Here, challenge id and challenge name are same, with your own dataset you can set challenge name in string
Above code is used to find the difficulty level of question based no.of students attended each questions along with time taken , marks obtained, hints used for each question. Dataset is divided into multiple dataframes based on question type mentioned in dataset. During diviision, columns that doesn't have impact on deciding difficulty is removed from every dataframe. It used concept explained in measure of central tendency to calculate the average on marks obtained, duration, no.of times compiled (programming),no.of times changed. For each question average in calculated and stored. Time duration, marks_obtained, hint, no.of times compiled(programming),no.of times changed are mainly used to predict the difficulty of a question.
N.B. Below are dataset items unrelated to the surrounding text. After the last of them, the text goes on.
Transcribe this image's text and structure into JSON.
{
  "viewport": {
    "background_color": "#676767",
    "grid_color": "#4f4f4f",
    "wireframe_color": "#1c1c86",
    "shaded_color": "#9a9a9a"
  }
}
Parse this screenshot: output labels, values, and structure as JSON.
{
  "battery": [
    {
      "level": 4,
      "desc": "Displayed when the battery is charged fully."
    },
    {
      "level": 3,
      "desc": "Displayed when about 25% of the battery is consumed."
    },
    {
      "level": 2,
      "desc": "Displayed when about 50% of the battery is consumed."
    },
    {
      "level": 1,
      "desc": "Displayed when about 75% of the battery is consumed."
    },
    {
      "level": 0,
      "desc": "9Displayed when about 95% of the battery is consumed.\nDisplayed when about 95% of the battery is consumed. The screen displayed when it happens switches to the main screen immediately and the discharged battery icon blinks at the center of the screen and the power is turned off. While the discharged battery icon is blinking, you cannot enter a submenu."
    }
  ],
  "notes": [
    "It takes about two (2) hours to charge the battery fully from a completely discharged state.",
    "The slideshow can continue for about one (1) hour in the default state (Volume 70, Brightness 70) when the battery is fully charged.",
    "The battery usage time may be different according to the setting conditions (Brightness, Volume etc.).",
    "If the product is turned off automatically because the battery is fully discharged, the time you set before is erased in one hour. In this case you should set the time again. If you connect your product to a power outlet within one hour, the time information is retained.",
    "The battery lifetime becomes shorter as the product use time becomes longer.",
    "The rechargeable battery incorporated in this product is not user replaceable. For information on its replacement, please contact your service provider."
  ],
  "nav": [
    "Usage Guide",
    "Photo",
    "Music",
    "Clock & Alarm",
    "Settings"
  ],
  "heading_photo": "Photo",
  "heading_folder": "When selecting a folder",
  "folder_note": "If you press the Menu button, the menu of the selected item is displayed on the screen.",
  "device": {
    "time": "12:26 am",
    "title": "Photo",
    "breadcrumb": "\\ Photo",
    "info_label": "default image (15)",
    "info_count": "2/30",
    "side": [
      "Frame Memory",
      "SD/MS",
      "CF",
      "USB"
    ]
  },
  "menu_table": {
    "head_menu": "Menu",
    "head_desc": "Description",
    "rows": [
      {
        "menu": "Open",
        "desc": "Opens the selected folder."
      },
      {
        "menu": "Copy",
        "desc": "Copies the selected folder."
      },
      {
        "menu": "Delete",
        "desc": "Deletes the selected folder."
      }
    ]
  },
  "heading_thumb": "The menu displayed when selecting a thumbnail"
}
Let's consider calculated average for every column as it 100%. For every column, calculated value is compared against actual column value. Firstly duration for question greater than 140% of average of time duration and also mark_obatained less than 60% of average mark_obtained it increases the probability for difficulty index to "Hard", then no.of times compiled higher than usual compiled count, question is considered as "Hard" . If there is deviation in mark_obtained and it is around average of marks_obtained, hints used is less or equal to one, no.of times compiled is less than or around average of no.of times compiled then it considered as "Medium". If any constraint if not satisfied then it is "Hard". If time taken is less and mark_obtained is high with zero hint it considered as "Hint" , else if mark_obtained is around average and hint is used it "Hard" else dificulty index is "Hard" . If mark_obtaind is less in time duration then it considered as "Hard". Following pattern is followed to find difficulty index for other question types. After gettting difficulty level of every question , for every question type difficulty level is present in different data frame ,it joined is to make a single dataframe and sorted based on challenge id(challen_id). Resultant dataframe consists of challenge id, challenge id , difficulty index and it saved to file name called "Result.csv"
mean : marks_obtained,no.of times compiled, duration. mode : hint,Answered.
Usage :
python difficulty_index.py dataset_name #csv format
exapmle : python difficulty_index.py dataset.csv